The US Supreme Court prevented a perfect realization of that vision, giving states the choice to opt out of the ACA’s Medicaid expansion. But the course was set. To entice some Republican-led states to accept the ACA expansion, the Obama administration even permitted some policies like charging nominal premiums for childless adults.
But they forbade states from kicking people in poverty off of Medicaid for failing to comply. It went back to this fundamental understanding of what Medicaid is about: giving people health insurance. Work requirements, in particular, were off the table for Obama for that reason.
“It’s a health insurance program and not one that’s aimed at supporting or requiring people to be engaged in work activities,” Mann told me. “It’s about medical assistance. It’s about insurance.”
In the end, Medicaid was expanded in more than 30 states under Obama and covered 15 million more Americans than it had before the ACA.
The conservative case against the Medicaid expansion
But conservatives tell a very different story. In their telling, Medicaid has ballooned far below its original mission in 1965 of covering a certain set of health care services for only the most vulnerable Americans. Obamacare’s Medicaid expansion was simply the latest offender, bringing adults without children — who Republicans think we should be trying to move up in the workforce, not tethering to the safety net — fully into the program.
Republicans who oversaw Medicaid in the past are receptive to the idea that some of these standards for Medicaid eligibility should be reevaluated now that new populations, like the childless adults covered by Obamacare, are being brought into the program.
“Now that we’re covering different populations, expanding the program, maybe there are some new considerations that should come in, like whether or not people choose to work,” McClellan told me. “People are questioning whether its benefits structure and requirements that worked pretty well before are best designed for this new population. I do think that’s a reasonable discussion to have.”
These Republican arguments had success in the past when it came to welfare. As Vox’s Dylan Matthews explained in his epic piece on the effects of welfare reform in the 1990s, the changes to work requirements almost certainly increased deep poverty for Americans living in the United States:
When you look at overall poverty from 1993 to 2012 (again, measured accurately rather than through the official measure), you see that it fell substantially in the 1990s and then stayed down.

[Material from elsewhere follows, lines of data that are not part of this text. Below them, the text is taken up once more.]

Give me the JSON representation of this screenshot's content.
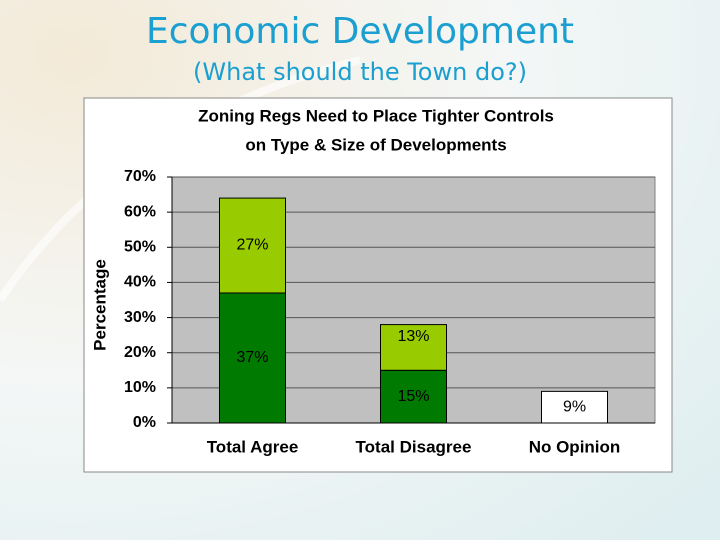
{
  "slide": {
    "title": "Economic Development",
    "subtitle": "(What should the Town do?)"
  },
  "chart_data": {
    "type": "stacked-bar",
    "title": [
      "Zoning Regs Need to Place Tighter Controls",
      "on Type & Size of Developments"
    ],
    "y_label": "Percentage",
    "categories": [
      "Total Agree",
      "Total Disagree",
      "No Opinion"
    ],
    "series": [
      {
        "color": "#007a00",
        "values": [
          37,
          15,
          null
        ],
        "value_labels": [
          "37%",
          "15%",
          null
        ]
      },
      {
        "color": "#99cc00",
        "values": [
          27,
          13,
          null
        ],
        "value_labels": [
          "27%",
          "13%",
          null
        ]
      },
      {
        "color": "#ffffff",
        "values": [
          null,
          null,
          9
        ],
        "value_labels": [
          null,
          null,
          "9%"
        ]
      }
    ],
    "ylim": [
      0,
      70
    ],
    "yticks": [
      {
        "value": 0,
        "label": "0%"
      },
      {
        "value": 10,
        "label": "10%"
      },
      {
        "value": 20,
        "label": "20%"
      },
      {
        "value": 30,
        "label": "30%"
      },
      {
        "value": 40,
        "label": "40%"
      },
      {
        "value": 50,
        "label": "50%"
      },
      {
        "value": 60,
        "label": "60%"
      },
      {
        "value": 70,
        "label": "70%"
      }
    ],
    "grid": true,
    "plot_color": "#c0c0c0"
  }
}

That was true even in economic downturns. In 1993, as the nation recovered from the early ‘90s recession, the poverty rate was nearly 21 percent. In 2012, in the wake of the worst recession in post-WWII history, it spiked up to 16 percent, a huge improvement.
The same can’t be said of deep poverty. That fell in the ‘90s too — but by a comparatively tiny amount. And by 2012, it was back fairly close to its 1993 level.
Tellingly, the deep poverty rate in 1996, when welfare reform passed, was 4.6 percent. Since the end of the late-’90s boom in 2001, the rate has never been that low again.
If you try to isolate the effects of welfare reform, it appears that if anything it probably increased deep poverty in the US. The most disturbing evidence in this regard comes courtesy of the University of Michigan’s Luke Shaefer and Johns Hopkins’s Kathryn Edin, who have documented an increase in the share of Americans living on $2 a day or less in cash income.
The Trump administration officials clearly don’t see the problem with putting work requirements on the program. And they have specifically cited Medicaid expansion in justifying proposals to require work, charge premiums, limit the length of benefits, and all the other provisions Republican-led states are pursuing.
“This policy is about helping people achieve the American dream,” CMS administrator Seema Verma told reporters recently. “People moving off of Medicaid is a good outcome because we hope that means they don’t need the program anymore.”